This thread has been locked.

If you have a related question, please click the "Ask a related question" button in the top right corner. The newly created question will be automatically linked to this question.

DMA vs. memcpy

Does anyone have any metrics on when to use DMA to do a copy verses just using a memcpy? I guess I am asking how large of a buffer is needed before DMA becomes more efficient? We can assume that the data is aligned on 32 bit boundaries and is whole words (32 bit). With DMA several registers will need programmed, then some polling for when the transfer is complete will add to the overhead.

  • Hello!

    If you imagine DMA use as setup transfer and poll for completion, then there is no performance benefit. You'd better plan your application in a way, that once DMA transfer is fired, CPU switches to some other useful work, while DMA runs on its own. Good way is to set completion interrupt. Then CPU will get notification upon completion and may align copied data processing.

    One more note on data move. memcpy() itself tries to maximize copy throughput, but it has to perform additional checks before that maximum performance achieved. If you have knowledge of your data such as alignment and multiple, for loop might work even better. Suppose, your arrays of 32 bit values not only 32 bit aligned, but 64 bit aligned and there is even count of elements. Then following piece of code

    int src[COUNT];
    int dst[COUNT];
    
    int64 *psrc = (int64 *) src;
    int64 *pdst = (int64 *) dst;
    
    for (i=0; i<COUNT/2;i++) 
        _amem8(pdst++) = _amem8_const(psrc++);

    will copy 2 elements at a time, hence use maximum bandwidth of C64x and beat memcpy too.

  • David Boles,

    DMA:
    The DMA transfers can be triggered 3 different ways:

    • Manual START
    • Sync event from a peripheral
    • Chained event

    The DMA is configured to respond to sync events from peripherals. If the memcpy() transfer size could potentially be greater than 100, the benefit for using hardware DMA increases significantly.
    If this is the case, configure the DMA peripheral available on the device to perform the data/memory transfer instead using the memcpy() function call.

    If you plan to only do memory-to-memory transfers using the Quick DMA(QDMA), similar to a memcpy() in C
    The QDMA uses a trigger word to start the transfer and is used for memory-to-memory data movement.
    It cannot be synced to a peripheral event.

    MEMCPY:
    A call to MEMCPY in the code may call either of the two functions in the library:
    strasg - This function disable interrupts by clearing the GIE bit in the CSR
    memcpy - This function does not clear interrupts.

    The choice of strasg() vs. memcpy() depends on the alignment and length of the object to be copied.
    If the alignment is exactly 32 bits and the length is greater than 28, strasg() would be called.

  • David,

    Memory transfer performance depends on your board and your application.

    - There are 4 combinations of transfer src/dst using L2 SRAM and External Memory, or more if you consider L1D SRAM.
    - There can be considerations for cache coherency that need to be included in the benchmarking, when external memory is being used.
    - There are timing requirements, buffer sizes, and shared resources that may need to be considered for the full application.

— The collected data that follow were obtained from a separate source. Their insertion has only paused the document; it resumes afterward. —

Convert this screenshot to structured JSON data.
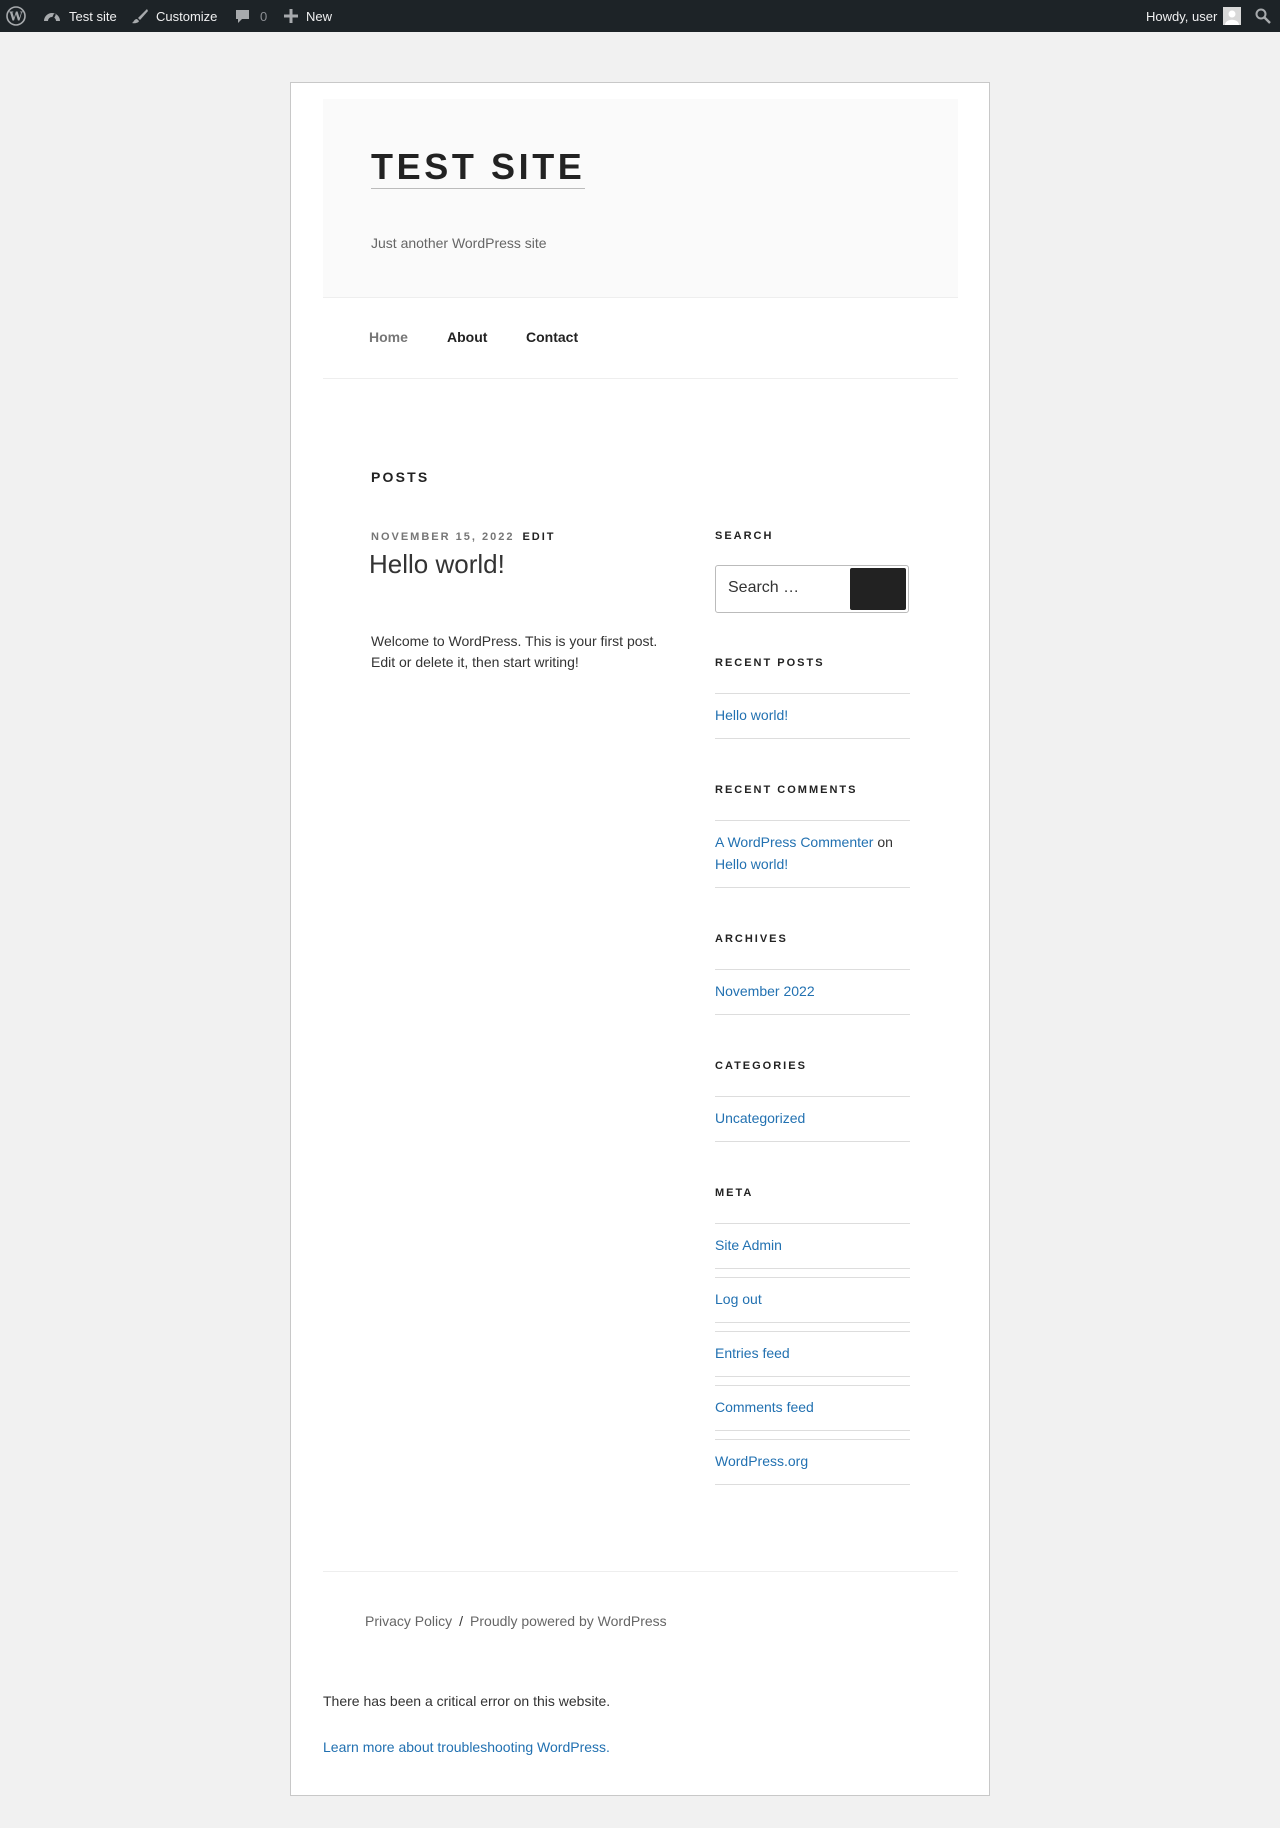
{
  "admin_bar": {
    "site_name": "Test site",
    "customize": "Customize",
    "comments_count": "0",
    "new": "New",
    "greeting": "Howdy, user"
  },
  "site": {
    "title": "TEST SITE",
    "tagline": "Just another WordPress site"
  },
  "nav": {
    "items": [
      {
        "label": "Home",
        "active": true
      },
      {
        "label": "About"
      },
      {
        "label": "Contact"
      }
    ]
  },
  "main": {
    "section_title": "POSTS",
    "post": {
      "date": "NOVEMBER 15, 2022",
      "edit": "EDIT",
      "title": "Hello world!",
      "excerpt": "Welcome to WordPress. This is your first post. Edit or delete it, then start writing!"
    }
  },
  "sidebar": {
    "search": {
      "title": "SEARCH",
      "placeholder": "Search …"
    },
    "recent_posts": {
      "title": "RECENT POSTS",
      "items": [
        "Hello world!"
      ]
    },
    "recent_comments": {
      "title": "RECENT COMMENTS",
      "author": "A WordPress Commenter",
      "on": "on",
      "post": "Hello world!"
    },
    "archives": {
      "title": "ARCHIVES",
      "items": [
        "November 2022"
      ]
    },
    "categories": {
      "title": "CATEGORIES",
      "items": [
        "Uncategorized"
      ]
    },
    "meta": {
      "title": "META",
      "items": [
        "Site Admin",
        "Log out",
        "Entries feed",
        "Comments feed",
        "WordPress.org"
      ]
    }
  },
  "footer": {
    "privacy": "Privacy Policy",
    "separator": "/",
    "powered": "Proudly powered by WordPress"
  },
  "error": {
    "message": "There has been a critical error on this website.",
    "link": "Learn more about troubleshooting WordPress."
  },
  "colors": {
    "admin_bar_bg": "#1d2327",
    "link": "#2271b1",
    "page_bg": "#f1f1f1"
  }
}
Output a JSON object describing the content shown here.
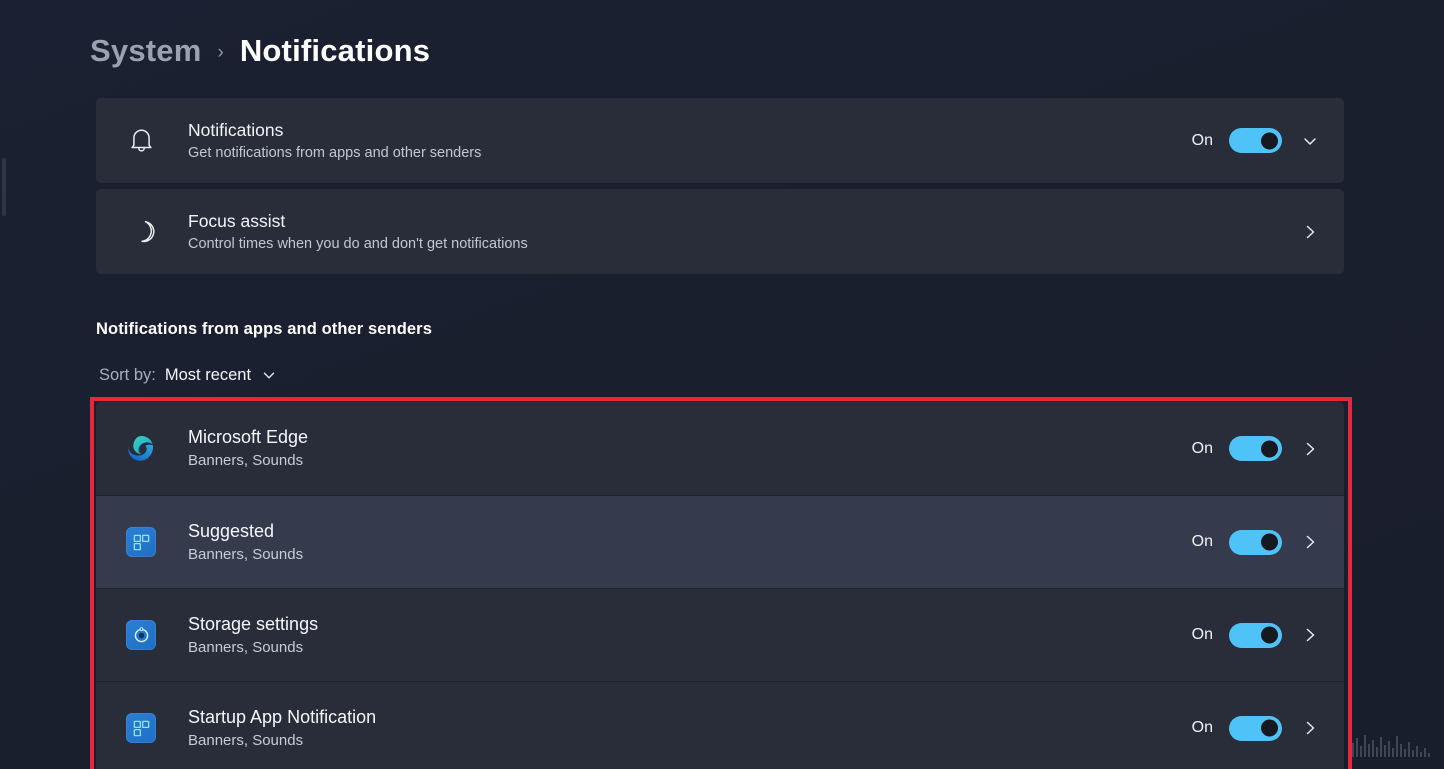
{
  "breadcrumb": {
    "parent": "System",
    "separator": "›",
    "current": "Notifications"
  },
  "cards": [
    {
      "icon": "bell-icon",
      "title": "Notifications",
      "subtitle": "Get notifications from apps and other senders",
      "state_label": "On",
      "toggle": true,
      "chevron": "chevron-down-icon"
    },
    {
      "icon": "moon-icon",
      "title": "Focus assist",
      "subtitle": "Control times when you do and don't get notifications",
      "state_label": "",
      "toggle": false,
      "chevron": "chevron-right-icon"
    }
  ],
  "section": {
    "heading": "Notifications from apps and other senders",
    "sort_label": "Sort by:",
    "sort_value": "Most recent",
    "sort_chevron": "chevron-down-icon"
  },
  "apps": [
    {
      "icon": "microsoft-edge-icon",
      "name": "Microsoft Edge",
      "detail": "Banners, Sounds",
      "state_label": "On",
      "toggle": true,
      "chevron": "chevron-right-icon",
      "highlighted": false
    },
    {
      "icon": "window-tile-icon",
      "name": "Suggested",
      "detail": "Banners, Sounds",
      "state_label": "On",
      "toggle": true,
      "chevron": "chevron-right-icon",
      "highlighted": true
    },
    {
      "icon": "storage-settings-icon",
      "name": "Storage settings",
      "detail": "Banners, Sounds",
      "state_label": "On",
      "toggle": true,
      "chevron": "chevron-right-icon",
      "highlighted": false
    },
    {
      "icon": "window-tile-icon",
      "name": "Startup App Notification",
      "detail": "Banners, Sounds",
      "state_label": "On",
      "toggle": true,
      "chevron": "chevron-right-icon",
      "highlighted": false
    }
  ],
  "annotation": {
    "name": "red-highlight-box",
    "color": "#e8273c"
  },
  "colors": {
    "page_background": "#1b2132",
    "card_background": "#282d39",
    "row_highlight": "#353b4d",
    "toggle_on": "#4fc3f7",
    "accent_text": "#ffffff"
  }
}
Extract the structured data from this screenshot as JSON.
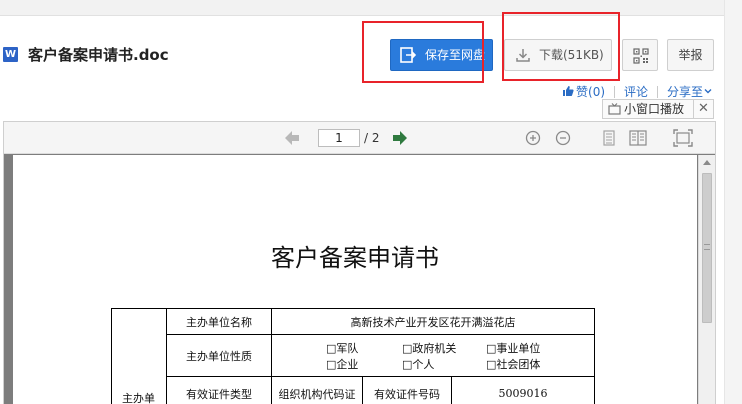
{
  "window": {
    "doc_title": "客户备案申请书.doc",
    "file_icon_letter": "W"
  },
  "actions": {
    "save_label": "保存至网盘",
    "download_label": "下载(51KB)",
    "report_label": "举报"
  },
  "social": {
    "like_label": "赞",
    "like_count": "(0)",
    "comment_label": "评论",
    "share_label": "分享至"
  },
  "mini_player": {
    "label": "小窗口播放",
    "close": "✕"
  },
  "viewer": {
    "page_current": "1",
    "page_total": "/ 2"
  },
  "document": {
    "title": "客户备案申请书",
    "table": {
      "side_label": "主办单",
      "row1_label": "主办单位名称",
      "row1_value": "高新技术产业开发区花开满溢花店",
      "row2_label": "主办单位性质",
      "options": [
        "□军队",
        "□政府机关",
        "□事业单位",
        "□企业",
        "□个人",
        "□社会团体"
      ],
      "row3_label": "有效证件类型",
      "row3_type": "组织机构代码证",
      "row3_number_label": "有效证件号码",
      "row3_number": "5009016"
    }
  },
  "colors": {
    "primary_button": "#2a7bdc",
    "highlight_box": "#e8232a",
    "link": "#2a6cc4"
  }
}
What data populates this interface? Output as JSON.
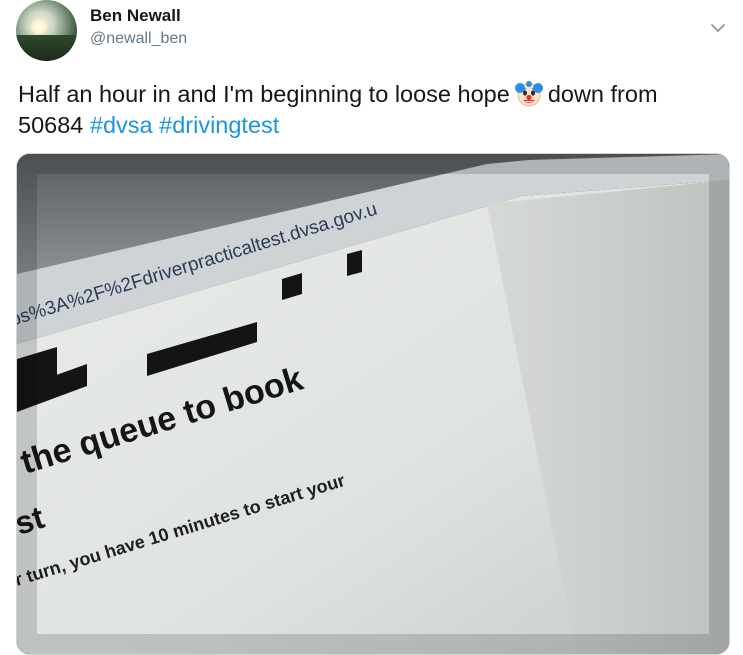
{
  "tweet": {
    "author_name": "Ben Newall",
    "author_handle": "@newall_ben",
    "text_part1": "Half an hour in and I'm beginning to loose hope",
    "emoji_icon": "clown-face-emoji",
    "text_part2": "down from",
    "text_part3": "50684",
    "hashtag_1": "#dvsa",
    "hashtag_2": "#drivingtest",
    "colors": {
      "hashtag": "#1b95e0",
      "handle": "#657786",
      "text": "#14171a"
    }
  },
  "photo": {
    "url_text": "ps%3A%2F%2Fdriverpracticaltest.dvsa.gov.u",
    "heading_line": "the queue to book",
    "heading_line2": "st",
    "body_line1": "you have 10 minutes to start your",
    "body_line2": "r turn, you have 10 minutes to start your"
  }
}
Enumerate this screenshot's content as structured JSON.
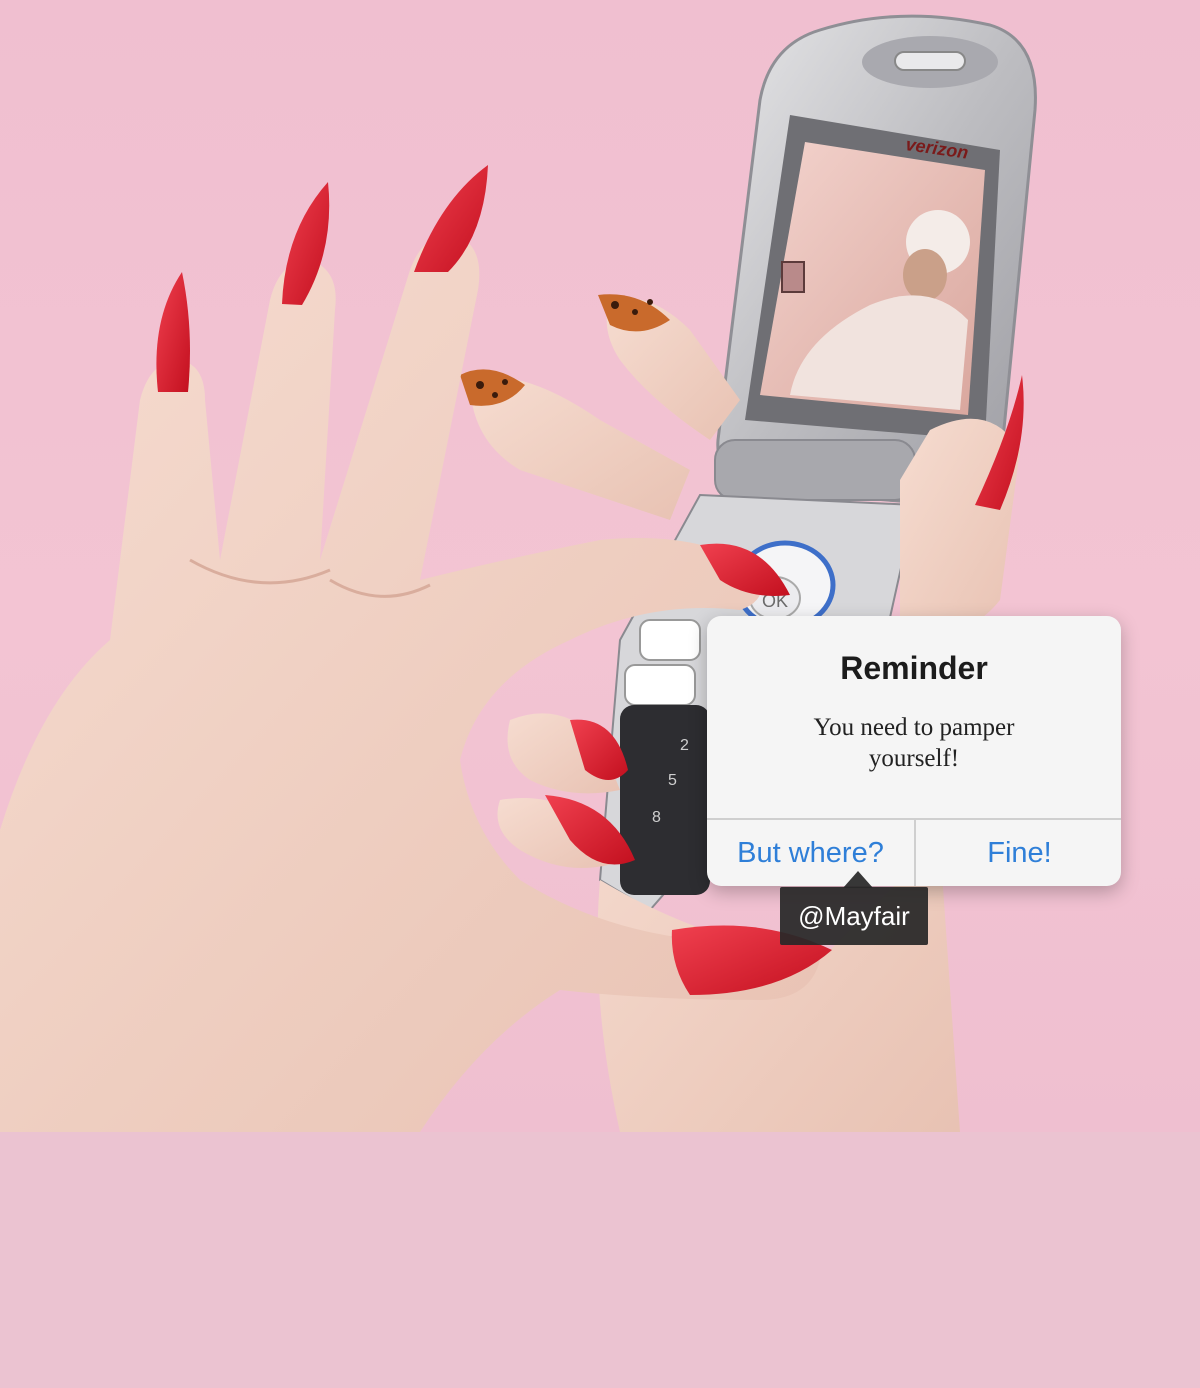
{
  "photo": {
    "phone_brand": "verizon",
    "ok_key": "OK",
    "keypad_digits": [
      "2",
      "5",
      "8"
    ]
  },
  "dialog": {
    "title": "Reminder",
    "message": "You need to pamper yourself!",
    "buttons": {
      "left": "But where?",
      "right": "Fine!"
    },
    "button_color": "#2f7fd8"
  },
  "tooltip": {
    "text": "@Mayfair"
  },
  "colors": {
    "background_pink": "#f0bfd0",
    "nail_red": "#d8162a",
    "phone_silver": "#c9c9cb"
  }
}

    The best thing to do is run the tests in your environment the way you need it to be done:

    - Run memcpy with typical alignment and take TSCL readings before and after.
    - Run QDMA with the same alignment and take TSCL readings before and after, using cache coherency commands as needed.
    - If the alignment and length and compiler settings work out, try the for-loop in rrlagic's well-experienced post.

    15 years ago, we measured 5 words as being the decision point. <5 words use memcpy, >5 words use EDMA.

    With the faster memories on the DSK6455 and the faster internal buses inside the C6455, that number moved higher. I have not measured it since then, but I would use memcpy for <50 words, QDMA for >100 words, and measure carefully in between.

    You may find QDMA faster than memcpy or optimized loops for external memories that benefit from optimized longer transfer commands.

    In the simple case in your application, you will want to post the QDMA as early as possible in your thread so you can do as many instructions as possible before starting to poll for completion. For memcpy in that case, you will want to wait as long as possible so the data will be as fresh as possible in the cache.

    The best case is to use ping-pong buffers so you can be transferring one buffer's data while processing on the first buffer's data. This can virtually eliminate the time to do the transfers. In many applications, the EDMA can be setup to do the transfers once a buffer has filled and send an interrupt to start the processing on that buffer, even while the next buffer is filling. This is one of the biggest potentials for performance improvements in DSP applications.

    Regards,
    RandyP

  • Yes,DMA must wait for his transfer ending.So you must make DMA pararel .

  • David,

    Is your question answered, for now? Or do you have more you would like to hear?

    If you run some of the benchmarks above, please post your results here for others to understand.

    Regards,
    RandyP

  • Should I understand from the last part of this description that if I call memcpy on aligned 1MB of memory, interrupts will be disabled through the duration of the copy because it will internally select strasg? 

    I am using C64x+ (C6455, C6437), C6740, C6672

  • Yaels,

    The last part of what description?

    There is no C6437 device name and no C6740 device name. The C674x family of devices and the C6672 do not have the C64x+ core; they use new DSP cores that include the C64x+ features but may have updated software libraries.

    For the runtime-support library that you are using or plan to use, you can look at the source code for memcpy to see what it does.

    Regards,
    RandyP